Kami meriwayatkan dalam Kitab Shahih al-Bukhari dan Shahih Muslim, dari Sahal bin Sa’ad radiyallahu ‘anhu dia berkata, “Rasulullah radiyallahu ‘anhu bersabda,

إِنَّمَا جُعِلَ اْلاِسْتِئْذَانُ مِنْ أَجْلِ الْبَصَرِ.

‘Sesungguhnya meminta izin (masuk rumah) disyariatkan demi menjaga pandangan mata’.”

Kami juga meriwayatkan hadits al-Isti’dzan tsalatsan dari jalur sanad yang banyak.

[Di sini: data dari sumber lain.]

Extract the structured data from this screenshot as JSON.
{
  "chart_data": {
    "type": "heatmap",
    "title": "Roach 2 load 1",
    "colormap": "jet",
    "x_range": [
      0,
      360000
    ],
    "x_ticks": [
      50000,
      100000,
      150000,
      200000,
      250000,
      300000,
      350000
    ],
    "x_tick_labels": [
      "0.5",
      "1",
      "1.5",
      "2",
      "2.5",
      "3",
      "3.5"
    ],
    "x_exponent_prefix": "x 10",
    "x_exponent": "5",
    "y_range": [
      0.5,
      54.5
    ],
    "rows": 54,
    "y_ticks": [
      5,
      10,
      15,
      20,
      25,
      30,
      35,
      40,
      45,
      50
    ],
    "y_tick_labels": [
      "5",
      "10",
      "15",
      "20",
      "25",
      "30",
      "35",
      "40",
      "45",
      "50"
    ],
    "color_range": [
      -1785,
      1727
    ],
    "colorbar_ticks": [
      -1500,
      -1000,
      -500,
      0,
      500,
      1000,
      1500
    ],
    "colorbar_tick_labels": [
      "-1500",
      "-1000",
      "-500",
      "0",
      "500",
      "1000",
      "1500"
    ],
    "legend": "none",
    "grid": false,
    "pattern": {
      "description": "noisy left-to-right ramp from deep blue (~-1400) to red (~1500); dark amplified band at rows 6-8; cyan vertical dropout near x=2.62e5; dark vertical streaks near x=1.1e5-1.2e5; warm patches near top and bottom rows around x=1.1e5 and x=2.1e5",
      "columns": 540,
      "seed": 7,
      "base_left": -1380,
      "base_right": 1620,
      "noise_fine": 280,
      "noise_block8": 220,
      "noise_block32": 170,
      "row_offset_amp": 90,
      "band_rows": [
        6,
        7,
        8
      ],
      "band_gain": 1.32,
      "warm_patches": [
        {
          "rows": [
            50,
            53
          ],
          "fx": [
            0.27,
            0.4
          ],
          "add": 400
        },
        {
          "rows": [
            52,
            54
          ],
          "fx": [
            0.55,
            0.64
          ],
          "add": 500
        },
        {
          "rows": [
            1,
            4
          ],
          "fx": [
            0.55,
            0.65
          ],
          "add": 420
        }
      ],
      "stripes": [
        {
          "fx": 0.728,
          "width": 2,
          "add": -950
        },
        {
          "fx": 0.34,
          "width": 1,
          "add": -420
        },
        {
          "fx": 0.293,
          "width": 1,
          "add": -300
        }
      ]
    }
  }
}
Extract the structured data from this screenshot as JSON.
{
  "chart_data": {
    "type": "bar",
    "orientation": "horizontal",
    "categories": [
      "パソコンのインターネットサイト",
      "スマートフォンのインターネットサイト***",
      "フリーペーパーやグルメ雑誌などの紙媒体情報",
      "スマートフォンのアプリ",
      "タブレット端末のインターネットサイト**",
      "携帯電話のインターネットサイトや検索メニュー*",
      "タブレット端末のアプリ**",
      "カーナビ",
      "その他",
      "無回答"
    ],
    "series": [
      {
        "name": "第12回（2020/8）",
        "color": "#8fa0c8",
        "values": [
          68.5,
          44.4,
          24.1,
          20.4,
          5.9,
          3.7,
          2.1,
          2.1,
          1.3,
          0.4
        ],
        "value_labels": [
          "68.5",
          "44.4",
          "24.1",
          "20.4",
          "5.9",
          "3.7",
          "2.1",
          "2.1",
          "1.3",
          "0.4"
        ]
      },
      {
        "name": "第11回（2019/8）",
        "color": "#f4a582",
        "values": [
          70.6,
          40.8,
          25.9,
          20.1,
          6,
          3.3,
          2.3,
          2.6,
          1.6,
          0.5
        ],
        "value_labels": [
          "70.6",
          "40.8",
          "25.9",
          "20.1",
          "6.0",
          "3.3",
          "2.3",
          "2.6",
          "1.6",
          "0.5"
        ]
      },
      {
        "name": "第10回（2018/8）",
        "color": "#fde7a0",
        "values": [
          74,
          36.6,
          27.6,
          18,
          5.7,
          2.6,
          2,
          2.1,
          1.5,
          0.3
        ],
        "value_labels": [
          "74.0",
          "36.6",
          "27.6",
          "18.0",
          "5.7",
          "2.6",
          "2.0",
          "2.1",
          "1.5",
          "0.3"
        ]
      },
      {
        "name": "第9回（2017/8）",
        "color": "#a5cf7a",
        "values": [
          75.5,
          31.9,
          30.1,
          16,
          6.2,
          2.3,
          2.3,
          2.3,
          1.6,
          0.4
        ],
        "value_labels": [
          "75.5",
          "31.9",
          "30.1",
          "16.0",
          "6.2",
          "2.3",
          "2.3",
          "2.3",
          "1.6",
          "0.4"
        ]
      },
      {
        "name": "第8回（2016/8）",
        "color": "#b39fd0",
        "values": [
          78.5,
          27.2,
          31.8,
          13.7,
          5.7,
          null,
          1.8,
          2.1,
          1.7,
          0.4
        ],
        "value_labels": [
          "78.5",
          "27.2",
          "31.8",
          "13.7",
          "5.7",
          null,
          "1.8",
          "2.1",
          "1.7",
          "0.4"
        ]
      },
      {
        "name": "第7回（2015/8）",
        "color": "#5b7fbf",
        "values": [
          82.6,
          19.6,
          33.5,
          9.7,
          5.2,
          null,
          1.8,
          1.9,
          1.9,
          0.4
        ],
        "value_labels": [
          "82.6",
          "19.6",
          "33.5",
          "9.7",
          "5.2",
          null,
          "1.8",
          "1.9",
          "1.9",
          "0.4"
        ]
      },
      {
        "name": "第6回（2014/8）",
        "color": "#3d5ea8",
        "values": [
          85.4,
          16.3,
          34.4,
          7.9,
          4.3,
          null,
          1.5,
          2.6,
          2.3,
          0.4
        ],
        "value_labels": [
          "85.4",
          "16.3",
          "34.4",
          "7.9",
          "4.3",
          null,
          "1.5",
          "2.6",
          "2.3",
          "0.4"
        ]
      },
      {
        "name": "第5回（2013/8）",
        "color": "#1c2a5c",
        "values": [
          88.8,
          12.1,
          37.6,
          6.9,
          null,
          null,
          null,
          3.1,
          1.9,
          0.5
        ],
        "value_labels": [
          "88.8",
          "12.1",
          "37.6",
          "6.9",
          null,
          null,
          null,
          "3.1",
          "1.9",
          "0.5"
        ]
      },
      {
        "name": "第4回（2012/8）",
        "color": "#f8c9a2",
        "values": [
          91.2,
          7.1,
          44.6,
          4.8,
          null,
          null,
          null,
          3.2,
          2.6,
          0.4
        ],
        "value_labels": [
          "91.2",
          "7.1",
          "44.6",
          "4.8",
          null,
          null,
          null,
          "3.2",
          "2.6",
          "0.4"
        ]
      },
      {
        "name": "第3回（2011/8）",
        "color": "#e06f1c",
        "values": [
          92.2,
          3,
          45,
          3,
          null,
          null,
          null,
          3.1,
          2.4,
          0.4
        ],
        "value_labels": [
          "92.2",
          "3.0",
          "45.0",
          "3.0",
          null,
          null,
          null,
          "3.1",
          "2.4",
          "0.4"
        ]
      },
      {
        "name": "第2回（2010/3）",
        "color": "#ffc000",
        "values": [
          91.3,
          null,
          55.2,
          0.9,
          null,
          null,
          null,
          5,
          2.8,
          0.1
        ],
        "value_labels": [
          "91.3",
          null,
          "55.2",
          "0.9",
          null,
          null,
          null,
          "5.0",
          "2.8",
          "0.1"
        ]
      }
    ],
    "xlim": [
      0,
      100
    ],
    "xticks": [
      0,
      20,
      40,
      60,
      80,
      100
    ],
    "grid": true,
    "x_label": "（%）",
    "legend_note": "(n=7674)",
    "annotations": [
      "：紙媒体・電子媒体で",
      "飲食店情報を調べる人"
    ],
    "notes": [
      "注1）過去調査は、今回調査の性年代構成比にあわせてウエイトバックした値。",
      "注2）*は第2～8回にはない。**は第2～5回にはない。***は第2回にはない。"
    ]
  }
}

Yang sunnah, hendaklah dia mengucapkan salam, kemudian meminta izin, dengan berdiri di samping pintu, di mana dia tidak melihat siapa yang berada di dalam-nya. Kemudian dia berkata, “Assalamu’alaikum (Semoga keselamatan terlimpahkan kepa-damu), bolehkah saya masuk?” Apabila tidak ada seorang pun yang menjawab maka dia mengulanginya lagi untuk kedua kalinya hingga kali ketiga. Apabila tidak seorang pun yang menjawab, maka hendaklah dia pergi.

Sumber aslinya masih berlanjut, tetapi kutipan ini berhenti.